Saturday, October 30, 2010

Friday, February 26, 2010

Off to College

You walk with steady tread and eyes so clear;
I feel as if a god has come to dawn.
But I cannot but ask with quiet demure,
"Wherefore art thou going hither and yon?"

Monday, February 22, 2010

Wasted

She is the goddess of my dreams,
My perfect star-crossed match.
But she is a little too perfect;
There has to be a catch.

She is the president of our math team,
Number one in the competitions.
She is the lead of our play
Because of her unbeatable auditions.
She is the ablest captain
Our soccer team ever had.
She is our school's valedictorian:
The best high school grad.

But what's this?
I see her drinking spirits,
Smoking smoke,
Wasting her life
On dope.

It's impossible to cope
With this lost hope.

Sunday, February 21, 2010

Left or Right?

From home, I left
And felt my decision right
As I turned so left,
I drove right, right...






Into a tree.
Right, as if every thing was left all right.
Wrong.

Friday, February 19, 2010

A Grave Night

I walk out gazing at the moonlit sky
Under the vast starry sea.
I go out of my way to ask "Why?
Why am I not who I used to be?"
Never until now did I learn to cry,
Lost in this fatal darkness, unable to see,
But I sense the dark clouds looming by
Threateningly.
I trudge on, the evil mists burning mine eye,
The nightmarish hell mocking me.
I blink twice and perceive a form nigh,
And I realize it is he.
'Tis I who is watching myself die
Posthumously.



Monday, February 15, 2010

A Reminder

It took me a while, but I think I'm finally starting to understand that I'm living a privileged life. Yes, of course I've heard on the news of people less fortunate than I: people in Haiti struggling to survive, family members who've lost their loved ones in 9/11, children in Africa starving to death. Still, I hardly give them a week's thought, and then I continue with my life, oblivious to their pains. I guess it's just that these stories seem so remote that I don't pay much attention to them. But after this weekend, I'll try not to be so wasteful with my life.

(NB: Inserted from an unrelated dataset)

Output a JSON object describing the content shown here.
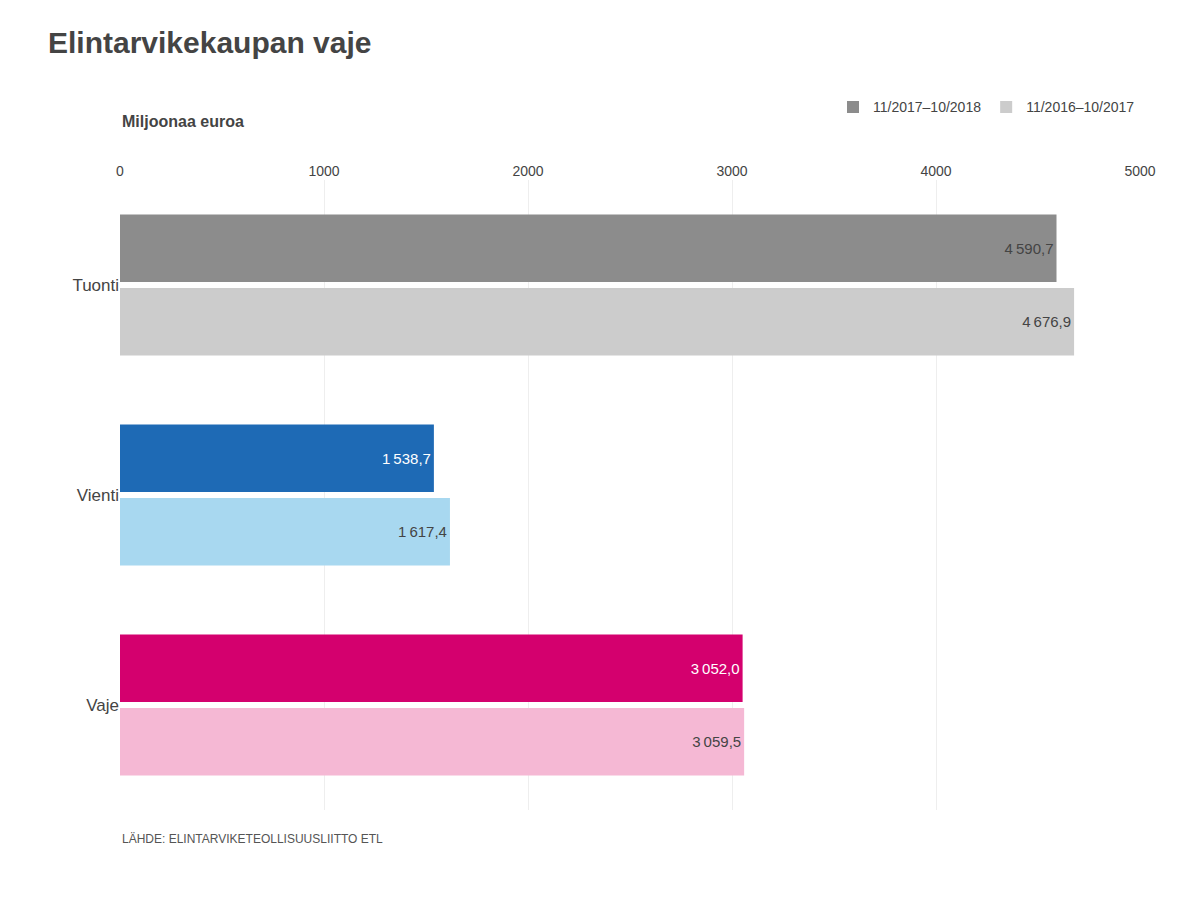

This Chinese New Year, my parents and I decide to go eat out at a Chinese restaurant. I stuffed myself full, satiating my hunger. I was content. Then, my mom asked for the bill, and the waiter, a young man of about 21 years old, came. He was soft-spoken with his kempt, light-brown hair brushed to one side. Nothing really out of the ordinary. I watched with a side-long glance as my mom paid the bill - and gave twenty dollars extra. I knew it was Chinese New Year, but a twenty-dollar tip seemed a bit much to give to a stranger considering my parents' frugality. The waiter politely refused the money, but my mom was insistent. He soon gave in, thanking profusely with a smile not of greed, but of genuine appreciation. I couldn't help but smile myself, yet, I was still a bit confused with the big tip.
My mom explained her actions. It ended up that the waiter was not a stranger at all, but an erstwhile coworker. He was born into a poor family in China. His parents divorced when he was still young. He and his mother managed get to America to try to make a new start. He had virtually no education, so he was forced to work as an unskilled laborer. He lives in a house full of cracks and leaks. His mother is weak with age and illness. He works for the sake of himself and his mother. One day, his mother fell and was pretty much crippled. His boss wouldn't let him leave work, for some strange reason. He resolved to get fired in order to help his mom. He didn't complain or anything; he just kept quiet. He doesn't have the luxury of an education, of a computer, of a good standard of living, and he isn't the only one. Throughout history and throughout the world, there were/are people just like him. There were/are people worse off than he is.
So here I am, at my computer, procrastinating. Wasting my life away. Complaining that I have too much homework to do. Bummed out because I'm not happy with my life. Hah - as if I have a right to say anything about that.